Впрочем и между тем, он сейчас находится за столом в гостях у Печанского, принят, небось, по-домашнему, по шляхетному белорусскому обычаю. Поскольку в российской столице Евген остановился на дому по Рублевскому шоссе у питерского брательника Севастьяна. Ибо тот некогда обзавелся московской недвижимостью, жилым имением и элитарным комфортом, непредставимым в недоразвитом гостиничном бизнесе «белокаменной, фигурально сказать, первопрестольной».
К собственному удовольствию, Евген в приятных чувствах дежавю обнаружил у кузена на комфортабельной кухне точь такую же функциональную мультиварку, какую он оставил дома, в Минске. «Что значит именно родные!»
Одновременно подумал и о другой поварне: «Объемная термическая, программно управляемая обработка сырья в закрытом пространстве ― оно, возможно, самое то для оптимального и максимального воздействия на многое… в том разе изнутри вовне на белорусскую политику… не абы как…»
В начале января, побывав в Минске, не как бы промежду прочим, Евген предусмотрительно выяснил кое-что и у Кости Кинолога.
―…Поведай-ка мне, хлопче, розыскные собачки смогут учуять замаскированную среди железа объемную взрывчатку?
― Навряд ли.

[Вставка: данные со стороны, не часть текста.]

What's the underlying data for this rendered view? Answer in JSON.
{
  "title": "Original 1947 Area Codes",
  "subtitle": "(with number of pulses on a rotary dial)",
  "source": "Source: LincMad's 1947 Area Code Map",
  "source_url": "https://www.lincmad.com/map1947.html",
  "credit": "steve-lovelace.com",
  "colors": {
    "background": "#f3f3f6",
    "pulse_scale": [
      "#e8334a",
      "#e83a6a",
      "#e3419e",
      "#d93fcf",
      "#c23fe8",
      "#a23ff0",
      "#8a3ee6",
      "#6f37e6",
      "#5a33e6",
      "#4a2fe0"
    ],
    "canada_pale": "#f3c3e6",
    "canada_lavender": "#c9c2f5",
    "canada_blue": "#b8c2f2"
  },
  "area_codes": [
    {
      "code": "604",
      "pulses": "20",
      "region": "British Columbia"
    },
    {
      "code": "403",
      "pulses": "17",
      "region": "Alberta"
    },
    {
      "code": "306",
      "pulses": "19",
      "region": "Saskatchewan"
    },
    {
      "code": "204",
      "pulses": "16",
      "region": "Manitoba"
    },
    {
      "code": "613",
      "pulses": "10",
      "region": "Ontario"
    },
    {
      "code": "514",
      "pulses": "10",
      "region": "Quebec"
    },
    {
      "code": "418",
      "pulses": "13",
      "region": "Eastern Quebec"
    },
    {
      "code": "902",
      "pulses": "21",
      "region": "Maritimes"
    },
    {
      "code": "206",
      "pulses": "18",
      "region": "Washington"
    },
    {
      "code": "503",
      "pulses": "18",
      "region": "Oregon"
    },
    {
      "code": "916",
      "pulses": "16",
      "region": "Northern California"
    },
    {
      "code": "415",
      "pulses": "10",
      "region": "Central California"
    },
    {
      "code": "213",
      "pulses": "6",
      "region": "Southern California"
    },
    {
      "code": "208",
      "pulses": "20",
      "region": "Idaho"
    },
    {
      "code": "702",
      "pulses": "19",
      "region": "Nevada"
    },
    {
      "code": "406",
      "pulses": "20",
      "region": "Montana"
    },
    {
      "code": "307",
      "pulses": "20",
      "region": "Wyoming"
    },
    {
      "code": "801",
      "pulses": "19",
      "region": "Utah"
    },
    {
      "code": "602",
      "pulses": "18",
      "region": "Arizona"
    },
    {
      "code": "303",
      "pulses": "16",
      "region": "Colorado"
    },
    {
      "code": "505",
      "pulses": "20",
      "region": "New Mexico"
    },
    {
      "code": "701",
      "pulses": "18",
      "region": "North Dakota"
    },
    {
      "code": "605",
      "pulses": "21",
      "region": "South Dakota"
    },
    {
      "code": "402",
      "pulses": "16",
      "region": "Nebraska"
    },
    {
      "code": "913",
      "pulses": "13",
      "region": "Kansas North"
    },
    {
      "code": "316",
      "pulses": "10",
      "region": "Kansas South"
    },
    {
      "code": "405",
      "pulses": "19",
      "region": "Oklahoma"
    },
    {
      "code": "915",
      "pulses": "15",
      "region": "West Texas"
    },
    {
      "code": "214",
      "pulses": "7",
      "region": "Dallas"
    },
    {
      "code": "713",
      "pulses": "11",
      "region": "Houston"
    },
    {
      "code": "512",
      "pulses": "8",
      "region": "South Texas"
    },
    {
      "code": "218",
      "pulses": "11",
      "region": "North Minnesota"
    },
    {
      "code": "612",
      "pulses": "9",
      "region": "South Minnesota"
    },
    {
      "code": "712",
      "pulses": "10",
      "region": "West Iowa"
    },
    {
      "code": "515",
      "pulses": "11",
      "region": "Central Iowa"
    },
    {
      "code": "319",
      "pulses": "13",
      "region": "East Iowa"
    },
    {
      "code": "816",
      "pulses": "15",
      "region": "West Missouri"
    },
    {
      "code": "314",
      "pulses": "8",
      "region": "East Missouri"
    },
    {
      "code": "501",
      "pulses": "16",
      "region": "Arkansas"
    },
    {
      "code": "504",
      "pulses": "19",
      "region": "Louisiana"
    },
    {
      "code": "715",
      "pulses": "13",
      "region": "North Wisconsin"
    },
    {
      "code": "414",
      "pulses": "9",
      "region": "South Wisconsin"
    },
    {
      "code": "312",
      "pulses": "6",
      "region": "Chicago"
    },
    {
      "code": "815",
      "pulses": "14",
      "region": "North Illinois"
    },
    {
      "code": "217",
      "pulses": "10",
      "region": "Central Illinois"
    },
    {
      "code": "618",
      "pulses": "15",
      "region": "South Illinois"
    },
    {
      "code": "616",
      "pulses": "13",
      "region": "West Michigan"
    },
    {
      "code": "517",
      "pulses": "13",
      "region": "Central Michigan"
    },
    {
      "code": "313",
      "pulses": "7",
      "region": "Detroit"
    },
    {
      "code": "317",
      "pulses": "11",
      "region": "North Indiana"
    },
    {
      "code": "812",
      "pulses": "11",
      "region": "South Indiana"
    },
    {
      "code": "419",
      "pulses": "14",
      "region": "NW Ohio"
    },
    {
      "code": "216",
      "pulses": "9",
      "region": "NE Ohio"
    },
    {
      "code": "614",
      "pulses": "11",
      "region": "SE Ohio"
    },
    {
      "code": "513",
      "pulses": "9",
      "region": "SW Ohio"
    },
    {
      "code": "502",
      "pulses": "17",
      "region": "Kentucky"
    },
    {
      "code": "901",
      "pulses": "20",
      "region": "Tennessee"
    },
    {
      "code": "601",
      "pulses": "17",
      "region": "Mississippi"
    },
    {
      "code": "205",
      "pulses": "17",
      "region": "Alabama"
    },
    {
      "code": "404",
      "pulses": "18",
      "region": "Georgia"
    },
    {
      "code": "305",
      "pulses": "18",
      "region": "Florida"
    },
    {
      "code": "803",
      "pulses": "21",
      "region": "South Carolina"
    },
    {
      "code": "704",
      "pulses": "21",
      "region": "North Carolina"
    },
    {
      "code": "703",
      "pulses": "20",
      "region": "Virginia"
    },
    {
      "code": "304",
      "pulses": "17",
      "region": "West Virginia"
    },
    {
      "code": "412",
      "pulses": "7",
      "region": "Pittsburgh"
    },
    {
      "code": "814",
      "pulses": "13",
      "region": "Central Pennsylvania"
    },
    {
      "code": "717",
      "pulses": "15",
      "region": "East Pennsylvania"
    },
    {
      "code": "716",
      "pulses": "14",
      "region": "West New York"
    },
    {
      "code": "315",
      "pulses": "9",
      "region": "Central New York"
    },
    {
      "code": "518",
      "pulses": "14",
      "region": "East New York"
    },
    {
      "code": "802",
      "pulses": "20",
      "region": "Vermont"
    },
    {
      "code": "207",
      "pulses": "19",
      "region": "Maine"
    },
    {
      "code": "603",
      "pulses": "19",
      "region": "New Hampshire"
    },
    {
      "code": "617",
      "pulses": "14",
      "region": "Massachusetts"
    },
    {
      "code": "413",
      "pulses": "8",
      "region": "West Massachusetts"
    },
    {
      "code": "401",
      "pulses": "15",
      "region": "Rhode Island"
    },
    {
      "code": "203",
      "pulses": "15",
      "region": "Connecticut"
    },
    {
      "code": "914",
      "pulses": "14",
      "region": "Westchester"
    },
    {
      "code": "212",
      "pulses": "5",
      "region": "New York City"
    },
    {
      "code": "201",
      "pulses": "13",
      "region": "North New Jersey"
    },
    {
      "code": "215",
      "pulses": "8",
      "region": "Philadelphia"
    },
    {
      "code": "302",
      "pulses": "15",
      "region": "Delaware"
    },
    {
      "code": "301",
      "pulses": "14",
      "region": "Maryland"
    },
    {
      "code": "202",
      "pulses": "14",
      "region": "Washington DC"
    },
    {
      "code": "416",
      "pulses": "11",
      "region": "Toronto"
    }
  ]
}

Их у нас, насколько я знаю, на нее не натаскивают, в курс спецдрессировки она не входит ни у ментов, ни у погранцов. Разве что ВВ будет размещено в металлическом боевом устройстве, которое имеет ружейную смазку. Тогда собачка точно встревожиться, станет внимание инструктора привлекать к опасному месту. Или, наоборот, тащить его в сторону, подальше от опасности. Все в зависимости от характера, от активно- или пассивно-оборонительной реакции у животного…
Скорее в активе, чем в пассиве Евген Печанский учел эти и другие данные в долгосрочных и краткосрочных прикидках применительно к вооружениям и техническим средствам, имеющимся в его распоряжении.
«Баланс будем сводить в лютом феврале…» ― решение им было принято по-русски и по-белорусски по завершении неофициального вояжа в Москву и Санкт-Петербург. «Покуль на Беларуси Экза и Корней сканируют, зондируют, отслеживают системно перемещения нашей цели на земле и в воздухе…»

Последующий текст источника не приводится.